Dr. Baldacchini: Io sono un credente, però queste misure le faccio come uno scienziato. Mi sono completamente sdoppiato perché quello che penso come credente non deve assolutamente entrare nell’analisi di un fenomeno, perché si farebbe troppa confusione.
Come vive il suo essere scienziato e credente? Le crea a volte difficoltà?
Dr. Baldacchini: Personalmente non ho assolutamente nessuna difficoltà, posso dire che dormo sonni tranquillissimi. In realtà non ci sono contrasti tra scienza e fede, perché si muovono su due piani completamente diversi. Mi dispiace che storicamente sia accaduto che si siano scontrate, però se lei va a vedere, nel corso della storia, sono accadute delle cose molto diverse, in epoche diverse.
Senza arrivare a 2000 anni fa, si sa che la scienza è nata nella Chiesa…
Dr. Baldacchini: Le prime università sono state fondate dalla Chiesa, in Europa, durante il Medioevo.

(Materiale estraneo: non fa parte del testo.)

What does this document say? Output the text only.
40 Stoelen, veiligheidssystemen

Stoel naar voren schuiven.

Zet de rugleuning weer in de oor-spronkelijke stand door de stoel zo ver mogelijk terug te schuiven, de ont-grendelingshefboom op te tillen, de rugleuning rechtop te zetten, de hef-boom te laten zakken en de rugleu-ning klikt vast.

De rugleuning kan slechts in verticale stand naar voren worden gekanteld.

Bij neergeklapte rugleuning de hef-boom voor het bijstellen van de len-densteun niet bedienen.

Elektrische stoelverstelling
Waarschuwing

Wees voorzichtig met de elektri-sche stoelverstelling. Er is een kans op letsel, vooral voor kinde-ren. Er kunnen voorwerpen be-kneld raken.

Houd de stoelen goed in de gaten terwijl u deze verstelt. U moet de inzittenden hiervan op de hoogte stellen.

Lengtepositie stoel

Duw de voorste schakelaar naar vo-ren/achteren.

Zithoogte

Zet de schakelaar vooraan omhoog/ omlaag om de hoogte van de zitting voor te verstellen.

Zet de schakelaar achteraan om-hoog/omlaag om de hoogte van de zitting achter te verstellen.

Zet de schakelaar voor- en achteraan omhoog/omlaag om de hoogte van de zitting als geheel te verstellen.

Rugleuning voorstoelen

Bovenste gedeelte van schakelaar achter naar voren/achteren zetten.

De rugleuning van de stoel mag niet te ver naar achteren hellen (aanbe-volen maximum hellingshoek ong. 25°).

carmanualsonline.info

E specialmente la fisica venne subito ammessa nel corso di studi, perché, si diceva, aiutava il credente a capire come il mondo era fatto. E questo l’ha detto San Tommaso d’Aquino, che era uno degli insegnanti all’Università di Parigi.
I primi scienziati che adottarono il metodo sperimentale moderno, sono nati proprio all’interno di queste istituzioni cattoliche; poi vi sono stati dei grandi equivoci, come nel caso Galileo.